Christ was sent to challenge, not endorse, our understanding of God’s will

By Allen Sleith

Tomorrow is Palm Sunday, a familiar date in the Church’s calendar but one which probably doesn’t even register with those who don’t know or care to know the Christian narrative as recorded in the New Testament gospels.

Worship services will reflect upon Jesus’ triumphal entry into Jerusalem on a colt or donkey, praised by his disciples and the cheering crowds who regarded him as the long-awaited Messiah finally arrived to liberate Israel from foreign oppression.

But as the days unfold, what we now call ‘Holy Week’ slowly but surely reveals the different understandings that surround Jesus and his mission.

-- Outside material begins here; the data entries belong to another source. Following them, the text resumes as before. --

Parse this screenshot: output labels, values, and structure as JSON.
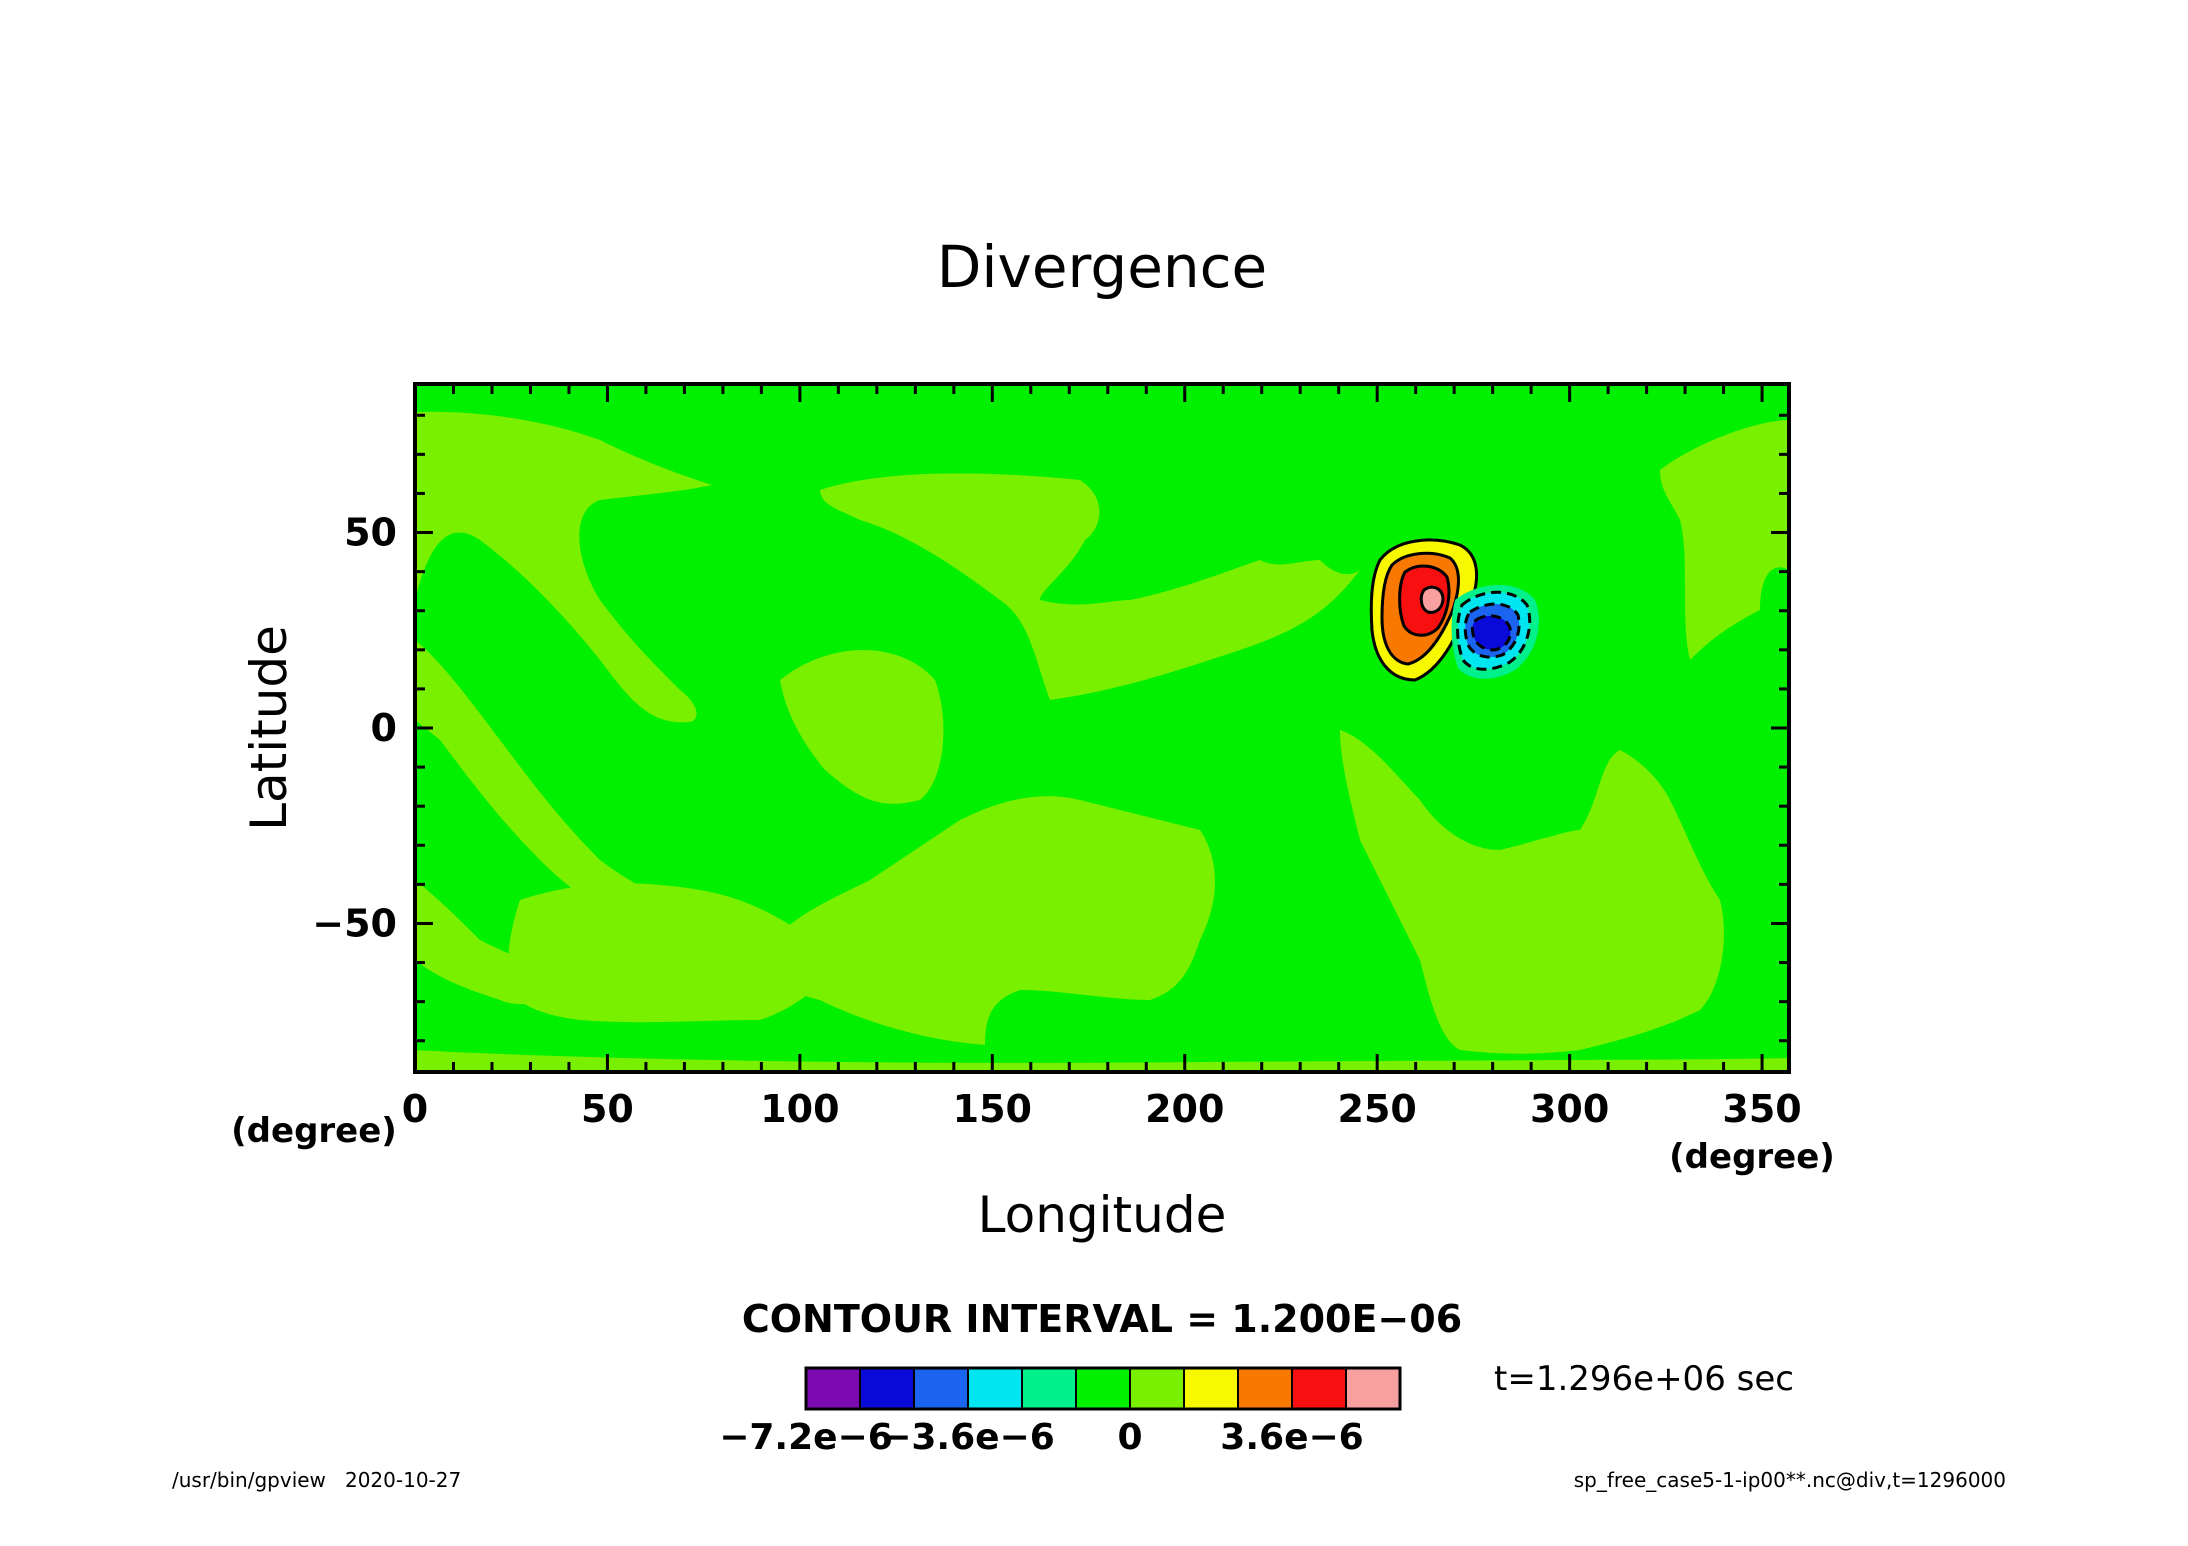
{
  "chart_data": {
    "type": "contour",
    "title": "Divergence",
    "xlabel": "Longitude",
    "ylabel": "Latitude",
    "xunit": "(degree)",
    "yunit": "(degree)",
    "xlim": [
      0,
      357
    ],
    "ylim": [
      -88,
      88
    ],
    "xticks": [
      0,
      50,
      100,
      150,
      200,
      250,
      300,
      350
    ],
    "yticks": [
      -50,
      0,
      50
    ],
    "xtick_labels": [
      "0",
      "50",
      "100",
      "150",
      "200",
      "250",
      "300",
      "350"
    ],
    "ytick_labels": [
      "−50",
      "0",
      "50"
    ],
    "contour_interval_text": "CONTOUR INTERVAL = 1.200E−06",
    "contour_interval": 1.2e-06,
    "time_label": "t=1.296e+06 sec",
    "colorbar": {
      "levels": [
        -7.2e-06,
        -6e-06,
        -4.8e-06,
        -3.6e-06,
        -2.4e-06,
        -1.2e-06,
        0,
        1.2e-06,
        2.4e-06,
        3.6e-06,
        4.8e-06,
        6e-06
      ],
      "colors": [
        "#7b0ab0",
        "#0a0ad8",
        "#1a64f0",
        "#00e6f0",
        "#00f08c",
        "#00f000",
        "#78f000",
        "#f8f800",
        "#f87800",
        "#f81010",
        "#f8a0a0"
      ],
      "tick_labels": [
        {
          "text": "−7.2e−6",
          "value": -7.2e-06
        },
        {
          "text": "−3.6e−6",
          "value": -3.6e-06
        },
        {
          "text": "0",
          "value": 0
        },
        {
          "text": "3.6e−6",
          "value": 3.6e-06
        }
      ]
    },
    "features": [
      {
        "name": "divergence-maximum",
        "sign": "positive",
        "lon": 265,
        "lat": 34,
        "peak_approx": 6e-06
      },
      {
        "name": "convergence-minimum",
        "sign": "negative",
        "lon": 283,
        "lat": 25,
        "peak_approx": -4.8e-06
      }
    ],
    "background_band_colors": {
      "negative_small": "#00f000",
      "positive_small": "#78f000"
    }
  },
  "footer": {
    "program": "/usr/bin/gpview   2020-10-27",
    "source": "sp_free_case5-1-ip00**.nc@div,t=1296000"
  }
}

Just as Jesus overturns the tables in the temple, so he upsets the false notions people attach to the commotion that his public ministry provokes.

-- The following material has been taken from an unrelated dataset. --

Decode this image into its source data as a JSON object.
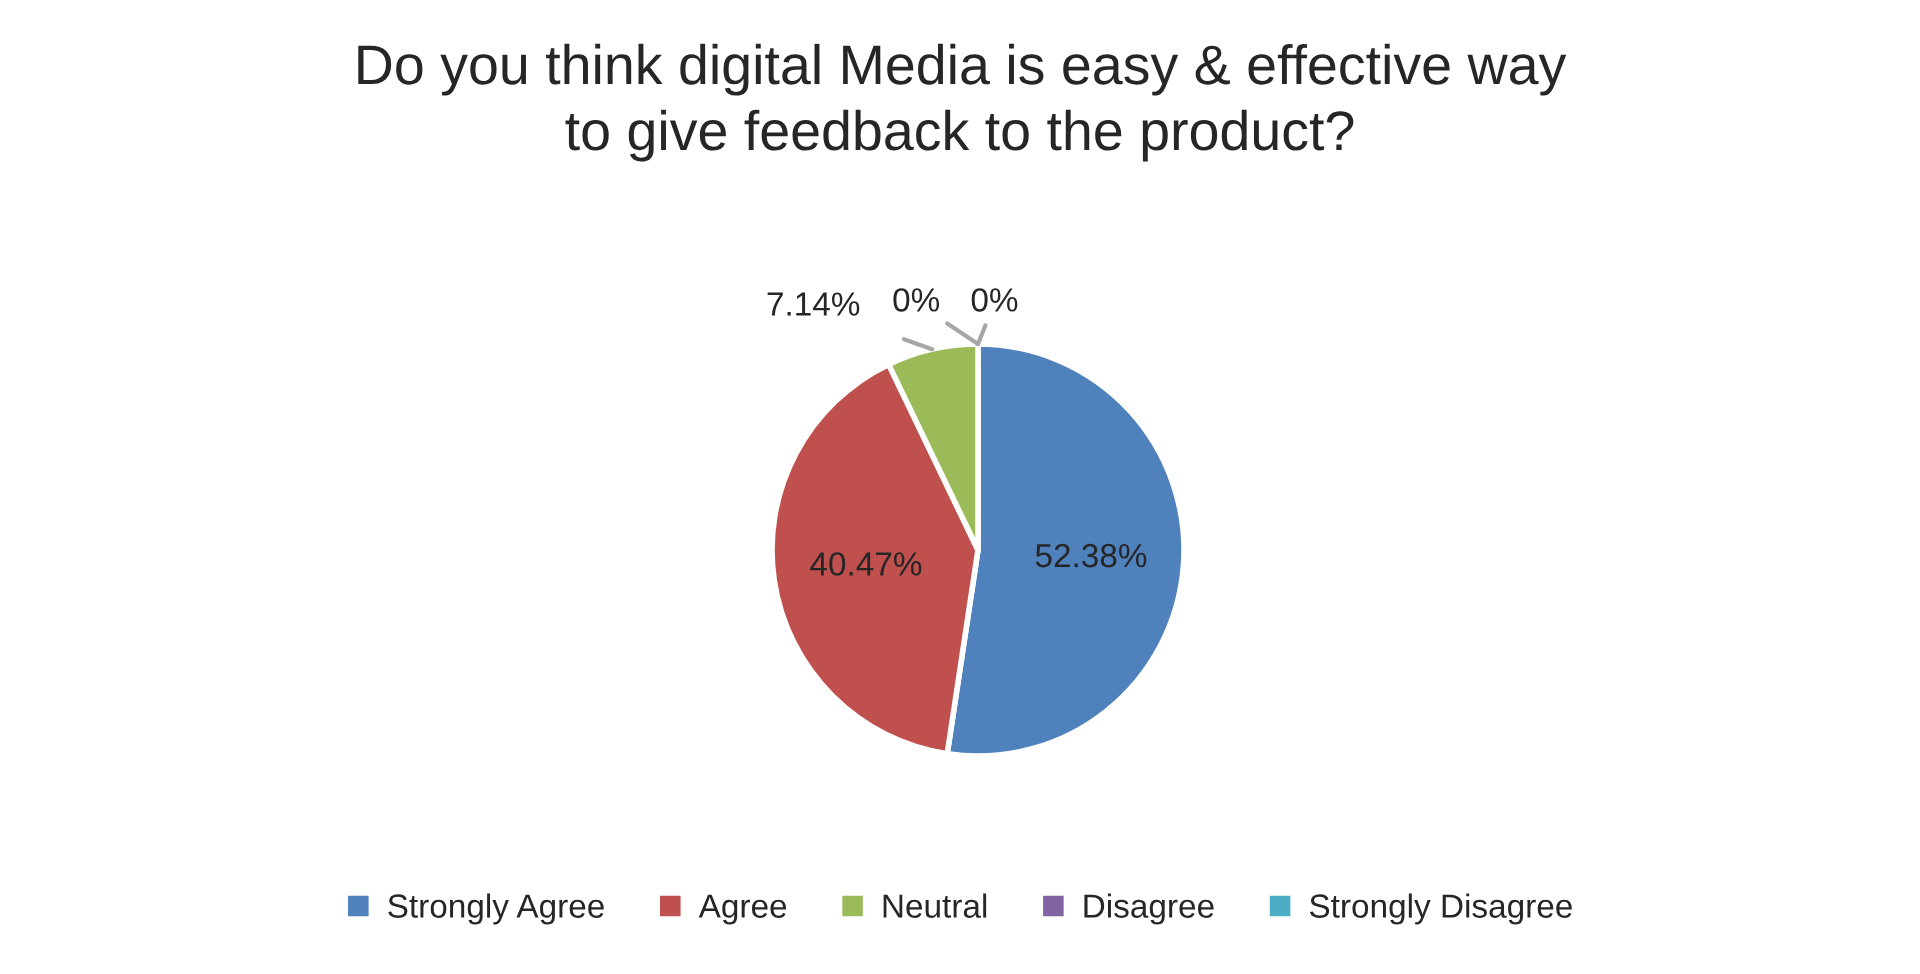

In his new lyrics to an old hymn, John Bell catches the dynamics of Palm Sunday with this verse:

Ride on, ride on, while well aware

That those who shout and wave and stare

Are mortals who, with common breath,

Can crave for life and lust for death.

The nub of the issue is people’s expectations and the fact that those differ from the reality of God’s intentions embodied in the words and actions of Jesus.

The popular misconception of what the Messiah would do is a large part of the pathos of the Christian message for then, as now, the human understanding of divine truth is inadequate at best and grotesquely twisted at worst.

In the passion story, next to none of the key participants emerge with any credit, bar, perhaps, the women who watch him die and tend his tomb.

Jesus’ resurrection casts a light back on his previous ministry and especially his passion. It reveals that the great expectations that many had of Jesus turned out to be both false and failed, yet ultimately replaced with a cluster of new and unexpected expectations.

The gist of those is that God doesn’t so much come to meet us in Christ to endorse the way things are but to disrupt, challenge and radically change the entire network of relationships, interactions and powers that distort or thwart God’s will.

The gospel is neither good nor news without the ever expectant edge that the hope of such glory is drawing near.